The base quality score Recalibrator treats every reference mismatch as indicative of machine error. True polymorphisms is legitimate mismatches to the reference and shouldn ' t is counted against the quality of a base. We use a database of known polymorphisms to skip through most polymorphic sites. Unfortunately without this information the data becomes almost completely unusable since the quality of the bases would be Inferred to being much much lower than it actually is as a result of the reference-mismatching SNP sites.
However, all was not lost if you were willing to experiment a bit. You can bootstrap a database of known SNPs. Here's how it works:
- First do a initial round of SNP calling on your original, unrecalibrated data.
- Then take the SNPs the highest confidence in and use that set as the database of known SNPs by feeding it as A VCF file to the base quality score Recalibrator.
- Finally, do a real round of SNPs calling with the recalibrated data. These steps could be repeated several times until convergence.
Question: The genome I'm currently working on does not yet have a good SNP database, and I wonder if there is a database of known SNPs that can perform base quality corrections?
Answer: The base mass fraction orthotics treat each base that is incorrectly associated with the reference genome as a machine error. True polymorphism sites are legitimate mismatches and therefore should not be counted as errors of base quality resulting from mismatches. We use a known polymorphic site database to skip most polymorphic sites. Unfortunately, without this information, the data would become completely unusable because the base mass fraction would be presumed to be much lower than the actual mass fraction of the SNP sites that were incorrectly associated with the reference genome.

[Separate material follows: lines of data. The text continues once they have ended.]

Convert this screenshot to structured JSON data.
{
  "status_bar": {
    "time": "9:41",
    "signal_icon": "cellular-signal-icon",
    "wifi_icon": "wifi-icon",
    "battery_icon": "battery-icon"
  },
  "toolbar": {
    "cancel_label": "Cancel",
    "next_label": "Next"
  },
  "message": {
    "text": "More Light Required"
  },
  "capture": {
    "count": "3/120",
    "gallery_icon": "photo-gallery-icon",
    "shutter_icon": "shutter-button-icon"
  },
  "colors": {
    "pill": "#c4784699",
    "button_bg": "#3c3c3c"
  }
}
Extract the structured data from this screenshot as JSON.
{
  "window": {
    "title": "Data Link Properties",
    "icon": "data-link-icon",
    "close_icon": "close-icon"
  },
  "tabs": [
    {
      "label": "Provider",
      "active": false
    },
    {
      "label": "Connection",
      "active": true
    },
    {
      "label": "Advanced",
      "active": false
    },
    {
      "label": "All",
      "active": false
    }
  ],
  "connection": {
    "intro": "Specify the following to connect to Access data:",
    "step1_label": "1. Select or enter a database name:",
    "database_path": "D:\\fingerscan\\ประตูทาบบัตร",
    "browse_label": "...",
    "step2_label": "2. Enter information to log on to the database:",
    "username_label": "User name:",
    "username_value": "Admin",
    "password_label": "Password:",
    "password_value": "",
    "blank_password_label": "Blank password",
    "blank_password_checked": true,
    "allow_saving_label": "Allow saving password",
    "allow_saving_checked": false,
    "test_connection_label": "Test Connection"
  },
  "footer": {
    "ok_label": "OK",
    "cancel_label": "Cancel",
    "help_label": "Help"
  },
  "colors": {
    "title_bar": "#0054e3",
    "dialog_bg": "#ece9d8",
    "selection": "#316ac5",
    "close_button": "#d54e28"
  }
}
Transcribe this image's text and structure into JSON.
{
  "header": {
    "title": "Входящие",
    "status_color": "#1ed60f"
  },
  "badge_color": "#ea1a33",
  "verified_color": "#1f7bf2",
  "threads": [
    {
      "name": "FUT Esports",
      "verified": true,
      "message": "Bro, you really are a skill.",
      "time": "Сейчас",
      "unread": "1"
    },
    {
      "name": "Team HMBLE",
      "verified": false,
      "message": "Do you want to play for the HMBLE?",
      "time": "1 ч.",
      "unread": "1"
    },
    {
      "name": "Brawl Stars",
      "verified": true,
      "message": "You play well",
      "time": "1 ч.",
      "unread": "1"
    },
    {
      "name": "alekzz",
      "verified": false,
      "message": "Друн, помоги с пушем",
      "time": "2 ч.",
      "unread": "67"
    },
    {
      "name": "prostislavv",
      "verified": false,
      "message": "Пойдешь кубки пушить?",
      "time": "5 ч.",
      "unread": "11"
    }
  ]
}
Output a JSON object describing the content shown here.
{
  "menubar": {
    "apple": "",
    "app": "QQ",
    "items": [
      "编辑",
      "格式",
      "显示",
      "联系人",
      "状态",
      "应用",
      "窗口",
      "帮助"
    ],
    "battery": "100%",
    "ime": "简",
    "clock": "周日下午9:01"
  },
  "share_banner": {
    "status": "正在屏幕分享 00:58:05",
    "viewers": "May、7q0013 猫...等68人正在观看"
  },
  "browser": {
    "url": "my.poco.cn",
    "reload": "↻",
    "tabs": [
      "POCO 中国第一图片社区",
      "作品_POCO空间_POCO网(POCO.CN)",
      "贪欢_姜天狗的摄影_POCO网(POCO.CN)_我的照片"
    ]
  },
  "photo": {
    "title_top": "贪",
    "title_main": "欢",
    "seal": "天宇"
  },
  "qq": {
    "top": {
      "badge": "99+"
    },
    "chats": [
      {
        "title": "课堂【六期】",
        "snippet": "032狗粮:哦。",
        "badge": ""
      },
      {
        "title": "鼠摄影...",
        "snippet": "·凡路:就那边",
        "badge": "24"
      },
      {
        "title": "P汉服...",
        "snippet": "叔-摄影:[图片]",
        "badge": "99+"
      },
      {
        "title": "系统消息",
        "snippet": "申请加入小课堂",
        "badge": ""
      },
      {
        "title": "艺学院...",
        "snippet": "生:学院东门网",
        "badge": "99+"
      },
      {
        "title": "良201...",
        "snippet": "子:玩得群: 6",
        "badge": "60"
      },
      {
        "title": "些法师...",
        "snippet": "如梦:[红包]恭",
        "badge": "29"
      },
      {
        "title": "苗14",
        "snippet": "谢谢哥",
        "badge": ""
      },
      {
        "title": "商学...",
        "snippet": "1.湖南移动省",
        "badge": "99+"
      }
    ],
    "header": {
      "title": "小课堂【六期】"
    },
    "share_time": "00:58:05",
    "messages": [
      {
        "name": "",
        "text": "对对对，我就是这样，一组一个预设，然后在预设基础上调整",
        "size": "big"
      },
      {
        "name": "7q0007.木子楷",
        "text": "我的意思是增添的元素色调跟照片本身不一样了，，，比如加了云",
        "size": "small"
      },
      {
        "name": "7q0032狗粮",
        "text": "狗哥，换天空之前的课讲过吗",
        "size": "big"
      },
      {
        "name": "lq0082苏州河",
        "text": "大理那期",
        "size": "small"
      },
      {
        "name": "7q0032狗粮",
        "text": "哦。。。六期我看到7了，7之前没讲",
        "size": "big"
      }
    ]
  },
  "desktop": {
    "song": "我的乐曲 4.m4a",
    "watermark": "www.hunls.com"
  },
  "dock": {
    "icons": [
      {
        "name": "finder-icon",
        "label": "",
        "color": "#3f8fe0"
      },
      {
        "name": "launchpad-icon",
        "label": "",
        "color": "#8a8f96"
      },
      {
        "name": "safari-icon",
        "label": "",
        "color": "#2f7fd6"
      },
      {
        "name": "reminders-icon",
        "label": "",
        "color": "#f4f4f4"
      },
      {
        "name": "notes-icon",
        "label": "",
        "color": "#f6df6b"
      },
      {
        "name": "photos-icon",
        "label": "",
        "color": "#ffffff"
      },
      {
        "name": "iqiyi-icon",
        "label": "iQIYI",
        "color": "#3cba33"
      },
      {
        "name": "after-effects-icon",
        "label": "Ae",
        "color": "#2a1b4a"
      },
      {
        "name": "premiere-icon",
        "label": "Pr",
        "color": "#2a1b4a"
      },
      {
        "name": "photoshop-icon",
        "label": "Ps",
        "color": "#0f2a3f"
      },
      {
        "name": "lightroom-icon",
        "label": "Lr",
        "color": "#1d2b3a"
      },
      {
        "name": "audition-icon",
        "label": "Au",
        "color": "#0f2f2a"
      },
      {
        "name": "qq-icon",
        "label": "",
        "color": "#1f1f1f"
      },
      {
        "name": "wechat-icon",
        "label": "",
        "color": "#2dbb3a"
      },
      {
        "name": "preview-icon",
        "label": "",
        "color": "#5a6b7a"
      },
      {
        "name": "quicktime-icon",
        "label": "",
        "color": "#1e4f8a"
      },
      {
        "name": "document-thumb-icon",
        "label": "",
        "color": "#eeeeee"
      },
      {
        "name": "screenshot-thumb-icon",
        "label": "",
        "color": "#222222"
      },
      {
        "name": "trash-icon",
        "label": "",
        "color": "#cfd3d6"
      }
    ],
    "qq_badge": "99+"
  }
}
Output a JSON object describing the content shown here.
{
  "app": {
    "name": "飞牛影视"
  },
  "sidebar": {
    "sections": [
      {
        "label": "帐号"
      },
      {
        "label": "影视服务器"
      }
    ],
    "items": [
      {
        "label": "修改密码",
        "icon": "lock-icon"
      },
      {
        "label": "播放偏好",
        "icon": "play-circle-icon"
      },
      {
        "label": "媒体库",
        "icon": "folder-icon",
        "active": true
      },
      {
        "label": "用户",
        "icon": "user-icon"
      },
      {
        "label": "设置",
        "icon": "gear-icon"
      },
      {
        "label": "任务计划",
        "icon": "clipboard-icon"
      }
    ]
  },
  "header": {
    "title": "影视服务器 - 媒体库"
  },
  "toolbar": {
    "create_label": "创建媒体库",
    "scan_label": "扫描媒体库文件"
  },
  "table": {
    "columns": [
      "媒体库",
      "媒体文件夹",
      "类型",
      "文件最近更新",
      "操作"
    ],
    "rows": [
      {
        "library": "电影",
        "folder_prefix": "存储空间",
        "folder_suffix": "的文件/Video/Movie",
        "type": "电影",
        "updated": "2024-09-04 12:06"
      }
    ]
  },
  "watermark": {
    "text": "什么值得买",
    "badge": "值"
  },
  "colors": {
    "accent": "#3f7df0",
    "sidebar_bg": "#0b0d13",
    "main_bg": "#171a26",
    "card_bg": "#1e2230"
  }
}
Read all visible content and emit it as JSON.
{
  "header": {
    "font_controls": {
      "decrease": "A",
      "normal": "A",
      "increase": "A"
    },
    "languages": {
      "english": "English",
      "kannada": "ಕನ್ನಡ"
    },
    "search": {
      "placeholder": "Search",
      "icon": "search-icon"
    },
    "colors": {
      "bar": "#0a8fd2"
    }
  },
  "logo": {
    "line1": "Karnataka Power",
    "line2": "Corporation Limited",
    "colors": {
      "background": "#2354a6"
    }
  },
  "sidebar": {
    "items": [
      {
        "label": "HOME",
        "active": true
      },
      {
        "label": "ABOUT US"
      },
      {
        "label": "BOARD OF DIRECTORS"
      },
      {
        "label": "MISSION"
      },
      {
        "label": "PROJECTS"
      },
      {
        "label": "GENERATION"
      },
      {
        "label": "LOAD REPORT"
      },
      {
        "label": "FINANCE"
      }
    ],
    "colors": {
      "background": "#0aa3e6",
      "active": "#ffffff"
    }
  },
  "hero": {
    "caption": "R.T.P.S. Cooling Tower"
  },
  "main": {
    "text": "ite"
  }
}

However, if you are willing to perform an experiment, the base mass can still be corrected. You can build a known SNP database on your own. The steps are as follows:
1. First the SNP calling for your original, uncorrected data.
2. Then select the SNP sites that you are most confident as a known SNP database and pass them as VCF files to the base mass fraction orthotics.
3. Finally, make a real SNP calling that uses the calibration data. These steps can be repeated several times until the results converge.
GATK baserecalibration program can be baserecalibration without a standard SNP database?